Гумбольдт отметил необычайное количество докторов, наряженных в парики и мантии, устраивавших латинские диспуты, и необычайный наплыв диссертантов, прослышавших о легкости, с какой можно было здесь увенчать себя академическими лаврами.
Того, что мог дать юноше Франкфурт, хватило меньше чем на год. Затем мы снова находим его в Берлине. Лето, осень, зиму он опять свободен. Свободен? Пожалуй, никогда у него не было так мало досуга, как теперь. Он посещает фабрики. Всерьез, словно собравшись стать инженером, изучает механику, технологию, машины, производственные процессы, гидравлику. Но если мы взглянем на его тетради, которые он заполняет после экскурсии по цехам твердо и кругло выписанными греческими вокабулами, то трудно удержаться от вывода, что этот молодой человек решился стать лингвистом.
У него находится еще время копировать Рембрандта и гравировать головы апостолов Микеланджело.
Есть у него и четвертое дело: это беседы, прогулки, иногда многодневные экскурсии со своим учителем, который стал товарищем, молодым ботаником Вильденовым (между ними всего несколько лет разницы). И снова — тщательнейшие записи, конспекты тем же круглым, красивым почерком. Только, пожалуй, конспекты эти объемистее других…

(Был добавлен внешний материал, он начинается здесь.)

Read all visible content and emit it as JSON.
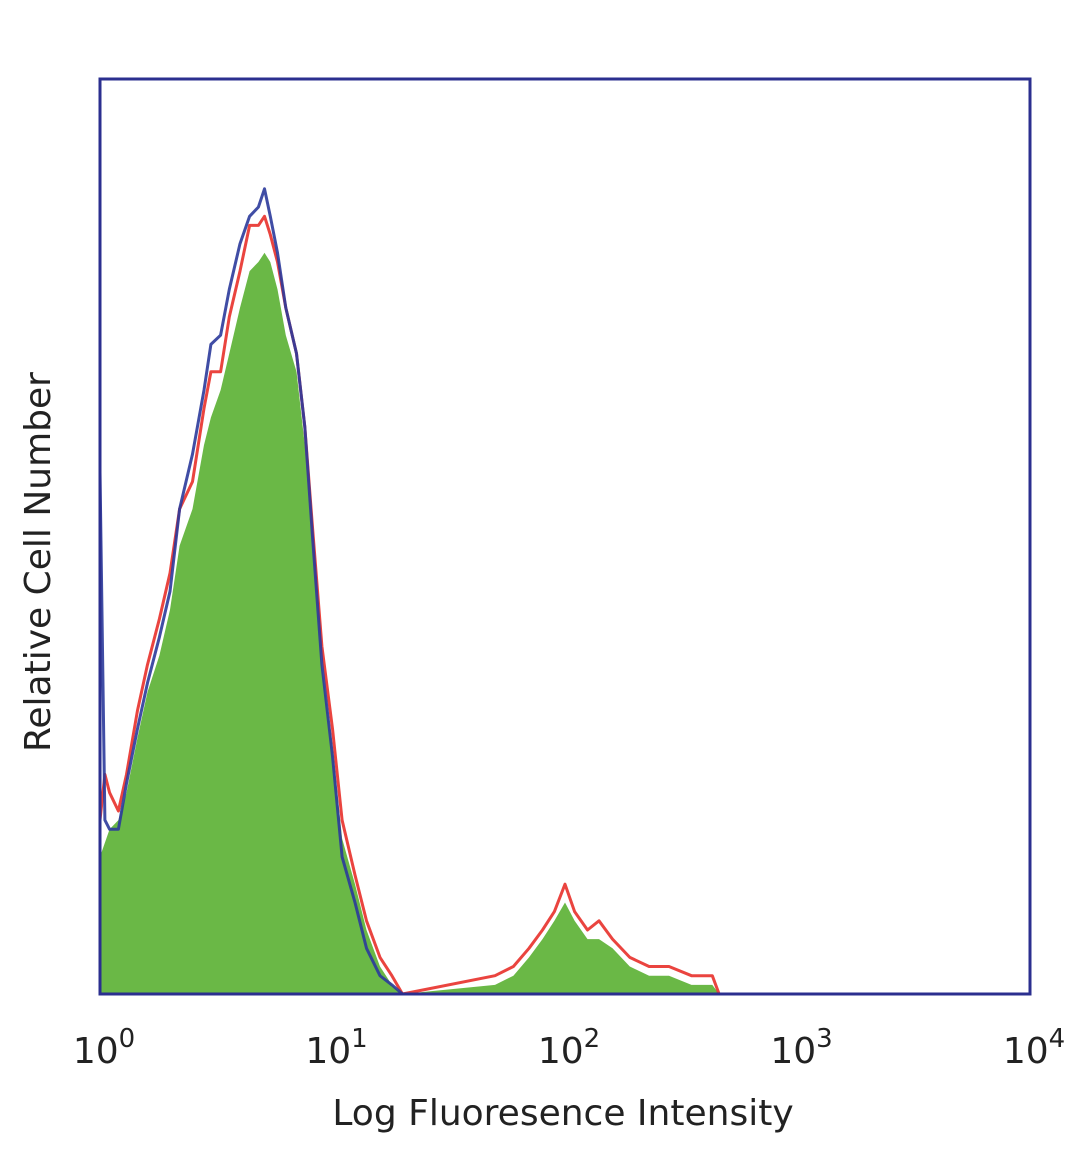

Но что же заставляет его брать на себя весь этот труд? Что гонит, торопит, подталкивает его? Мечта о чиновничьей карьере? Но она открыта хоть сейчас, можно сказать — широко распахнута! Честолюбие? Жажда светского успеха? Голыми руками мог бы взять этот успех молодой аристократ, блестящий, образованный (даже слишком), не урод, о, отнюдь нет, не бука, прекрасный танцор (только времени у пего все меньше и меньше для танцев!).
«Мой брат суетен и любит блистать. А причина в том, что он никогда не испытал сильного сердечного чувства». Впрочем, Вильгельм, когда писал это, был раздосадован на брата за недостаточно благоговейное отношение к его, Вильгельмовым, эпистолярным упражнениям на тему о неземном единении душ…
Александра гнала необычайная жажда знания. В многообразии интересов двадцатплетнего юноши не сразу можно уловить основу, двигательный нерв…
«…И особенное предпочтение отдавал изучению тайнобрачных», — кратко замечает Гумбольдт в своей автобиографии. Почему привлекли его эти невидные, тайные, излюбленные поверьями растения, обломки молчаливых лесов каменноугольной эпохи? С чем связывало их его воображение? Через много десятилетий он записывает, что день, когда он впервые увидел под тропиками рощи древовидных папоротников, родню нашим травянистым лесным хвощам, плаунам, мхам, последний остаток гигантских древних тайнобрачных, — этот день стал эпохой в его жизни…
Февраль 1789 года. «Я вернулся из Тиргартена, где собирал мхи, лишайники и грибы. Как грустны одинокие прогулки! Но есть и привлекательность в этом уединенном общении с природой. Наслаждение чистой, самой невинной радостью от созерцания тысяч существ, окружающих тебя и, в свою очередь, радующихся (о, блаженная лейбницевская философия!) твоему существованию… Сердце тянется к тому, кто, как говорит Петрарка…» (И Петрарка цитируется, конечно, по–итальянски.)
Опять эти слова, эти неожиданные слова в устах того, чью жизнь с Детства и до самого конца считали образцом безоблачной, чуть ли не сказочной удачи: грусть, печаль, одиночество. И опять — природа–утешительница. «Мой друг Вильденов — единственный, кто это воспринимает так же, как я».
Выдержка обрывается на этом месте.